Dr. Georges Ghanem, Cardiologist and Chief Medical Officer

We rolled out the disaster plan.


It was an apocalyptic scene. We started receiving casualties within minutes of the blast. We had at least one hundred injured in the ER room, which, to begin with, was a temporary ER with an 11-bed capacity, as the original one was undergoing renovations. The wounded flooded the waiting areas, hallways, the entrance and outside the hospital. Parts of our hospital, too, had sustained considerable damage.

Fortunately, our staff and patients were unharmed so, in coordination with key hospital leaders, we started to roll out the disaster plan: making fast logistical decisions, such as opening new floors or units, collecting information on all patients, identifying a person in charge of each unit, easing the pressure on the ER and opening the Operating Room to cater to urgent surgeries.

The scale of severe injuries is something I have never witnessed before, not even in field hospitals on the frontlines where I worked during the war.
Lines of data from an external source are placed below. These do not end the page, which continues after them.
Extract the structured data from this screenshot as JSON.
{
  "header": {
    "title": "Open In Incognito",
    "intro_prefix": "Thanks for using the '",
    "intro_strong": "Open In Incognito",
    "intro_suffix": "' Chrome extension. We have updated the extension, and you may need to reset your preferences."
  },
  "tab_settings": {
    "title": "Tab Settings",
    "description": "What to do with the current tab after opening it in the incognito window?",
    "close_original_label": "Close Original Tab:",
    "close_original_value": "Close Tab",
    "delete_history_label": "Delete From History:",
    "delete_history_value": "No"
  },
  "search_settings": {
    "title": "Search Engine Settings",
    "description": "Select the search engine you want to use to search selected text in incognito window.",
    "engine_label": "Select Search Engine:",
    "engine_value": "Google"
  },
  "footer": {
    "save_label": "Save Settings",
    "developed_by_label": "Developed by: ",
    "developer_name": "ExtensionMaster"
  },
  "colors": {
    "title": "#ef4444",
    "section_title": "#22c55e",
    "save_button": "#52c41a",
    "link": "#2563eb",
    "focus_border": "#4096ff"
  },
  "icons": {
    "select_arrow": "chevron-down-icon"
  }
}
Every single patient had a story that far exceeded the immediate trauma of his or her injury. As we treated them, many were frantically searching for answers on their loved ones.

This explosion came at a very critical moment for the healthcare industry in Lebanon. Hospitals were and continue to be under grave financial danger due to the economic crisis in Lebanon. We are all struggling to secure basic supplies which are becoming more difficult to obtain due to capital control – all this as we transition between the first and second waves of the COVID-19 pandemic.

That said, we did receive timely aid from the UN and France so far, and we were also blessed to have volunteers – among whom were LAU students – who came and helped us clean up the rubble in the hospital.